Ghost Employees: Your Trade Contractors?

As kids, we were told ghost stories about haunted houses where they lived in the walls, coming to life, dragging chains and moaning and scaring the daylights out of us. At the time, our hearts beat faster, raising our pulse and accounting for a few chewed fingernails. But what about today, do you believe in ghosts? The Internal Revenue Service does.

The U.S. Department of Labor (DOL) and the IRS have a responsibility to find out if your subcontractors are just that, not really just ghost employees, on your payroll but not shown. If the test is given, the test for being subs, you would owe the employer part of all the employment taxes (fica, futa, suta, and even 401K contributions in some cases).

Here’s a big surprise: If you claim someone is a sub and the IRS audits the situation, you don’t get the benefit of the doubt. You meant well but didn’t follow the rules and the penalty is big, maybe devastating.

How does it happen? There are lots of ways. Here are a couple of examples: 1.) your brick mason charges a third less than the competition, does a good job but has to be paid as soon as the job is done so he can pay his men and you pay him; 2.) your framing sub wants to please you and asks what time he can start work. You tell him 8 o’clock and remind him he is to use only approved materials. Both “subs” are being really accommodating but might be putting you in harm’s way because both, in their own way, violate the subcontractor, prime or general contractor relationship. That’s not good.

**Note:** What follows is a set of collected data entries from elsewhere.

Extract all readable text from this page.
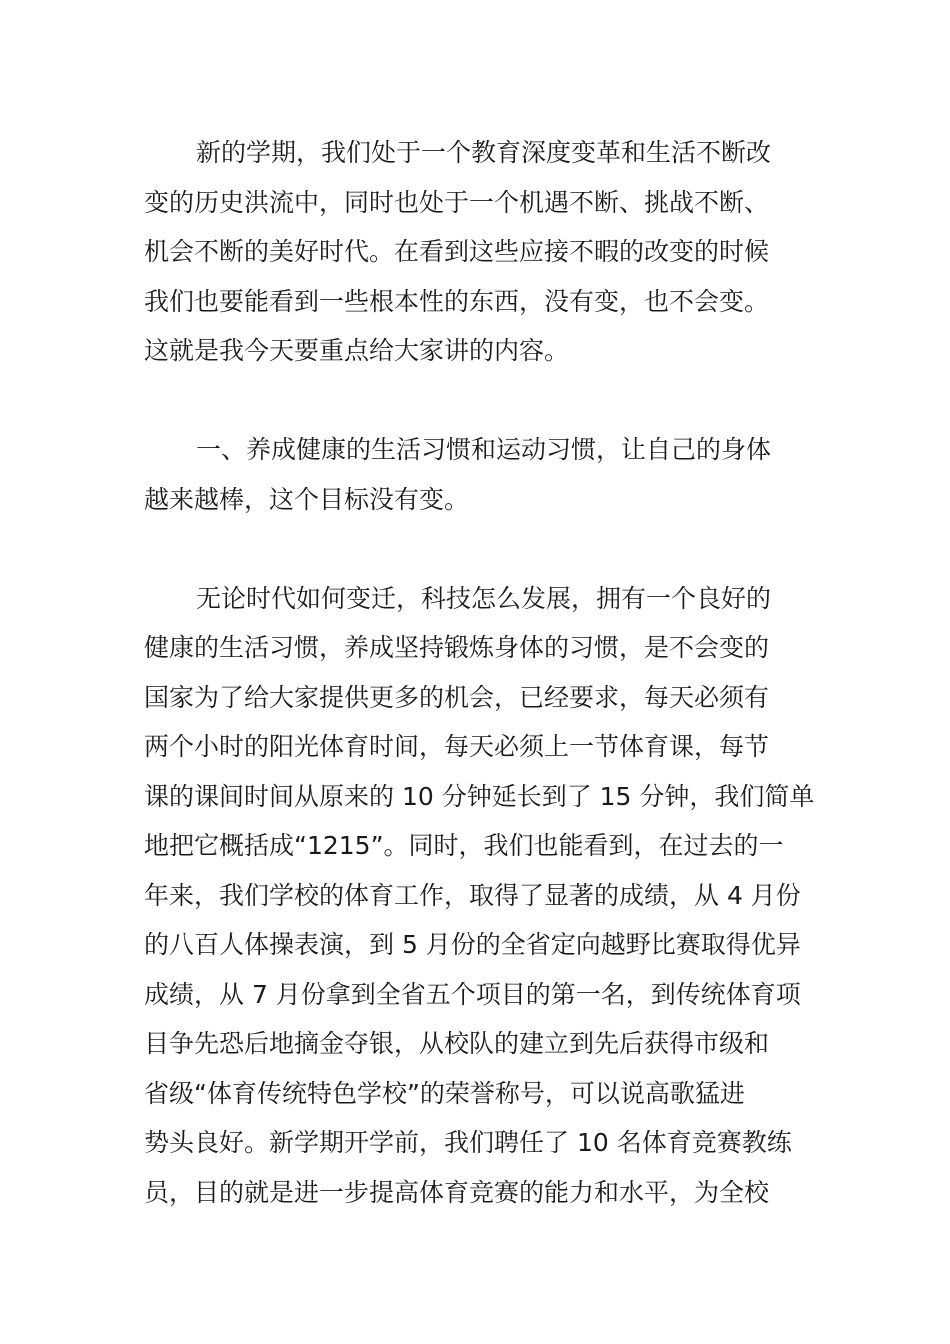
新的学期，我们处于一个教育深度变革和生活不断改
变的历史洪流中，同时也处于一个机遇不断、挑战不断、
机会不断的美好时代。在看到这些应接不暇的改变的时候
我们也要能看到一些根本性的东西，没有变，也不会变。
这就是我今天要重点给大家讲的内容。
一、养成健康的生活习惯和运动习惯，让自己的身体
越来越棒，这个目标没有变。
无论时代如何变迁，科技怎么发展，拥有一个良好的
健康的生活习惯，养成坚持锻炼身体的习惯，是不会变的
国家为了给大家提供更多的机会，已经要求，每天必须有
两个小时的阳光体育时间，每天必须上一节体育课，每节
课的课间时间从原来的 10 分钟延长到了 15 分钟，我们简单
地把它概括成“1215”。同时，我们也能看到，在过去的一
年来，我们学校的体育工作，取得了显著的成绩，从 4 月份
的八百人体操表演，到 5 月份的全省定向越野比赛取得优异
成绩，从 7 月份拿到全省五个项目的第一名，到传统体育项
目争先恐后地摘金夺银，从校队的建立到先后获得市级和
省级“体育传统特色学校”的荣誉称号，可以说高歌猛进
势头良好。新学期开学前，我们聘任了 10 名体育竞赛教练
员，目的就是进一步提高体育竞赛的能力和水平，为全校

Using subcontractors for construction is a popular way to build and is going to be around for a long time to come. To use subs correctly, one must meet the criteria set down by the IRS about the relationship you and your subs have. Those criteria take the form of three “controls” and how you meet them; they are as follows:

1) Behavioral Control — do you exercise control over how they behave, can you dictate what time they go to work, what they wear, what rules they have to follow?

2) Financial Control — do you furnish working capital for the enterprise calling themselves a subcontractor, how often do you pay them? If either of the answers to the questions is the same thing you do for your employees, guess what?

3) Relational Control — do you have an “employee type relationship” or do you convey instructions via a request for bid and award work matching a particular scope of work with a required finish date?